Brown, Joel E. and William E. Skaggs. Concordant and Discordant Coding of Spatial Location in Populations of Hippocampal CA1 Pyramidal Cells. J. Neurophysiol. 88: 1605-1613, 2002. Pyramidal cells in the rat hippocampus commonly show place-related activity, but it has been difficult to understand the factors that govern them. A particularly important question is whether individual cells have identifiable correlates that can be manipulated independently of the correlates of other cells. Recently Tanila et al. examined the activity of small ensembles of hippocampal cells in rats running on a plus-maze with distinct intra- and extramaze cues. When the two sets of cues were rotated 90° in opposite directions, some cells followed the intramaze cues, others followed the extramaze cues, and others "remapped" unpredictably; moreover, all possible combinations were seen within simultaneously recorded ensembles. In the current study, CA1 pyramidal cell population activity was recorded from four rats in a similar paradigm, using a recording system that permitted the analysis of ensembles of 4-70 simultaneously recorded units.
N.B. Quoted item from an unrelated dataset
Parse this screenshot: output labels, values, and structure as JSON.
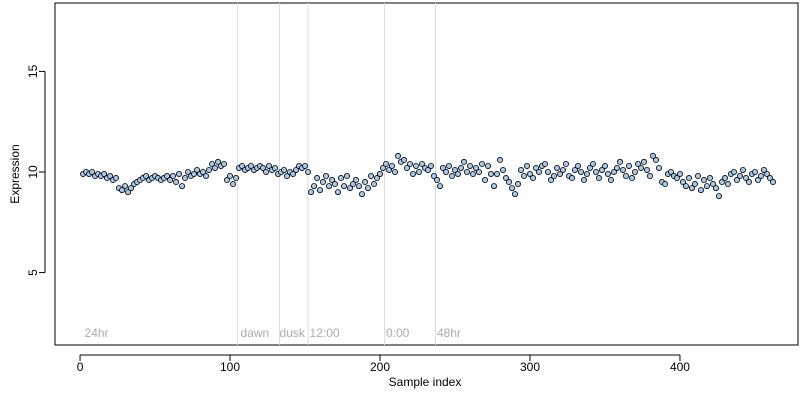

The results were consistent with the data from the earlier study in showing an increase in remapping over time and in showing some place fields following one of the defined sets of cues while others remapped. When the possibility of random remapping was controlled for, however, the analysis did not show significant numbers of place fields following both sets of cues simultaneously. Furthermore, all rats initially showed fully concordant responses with all place fields following the local cues. For two rats, this pattern continued until a new configuration was introduced at which time all fields switched to follow the distal cues. Taken together, the results are difficult to reconcile with the hypothesis that individual hippocampal cells encode information about different subsets of cues in the environment.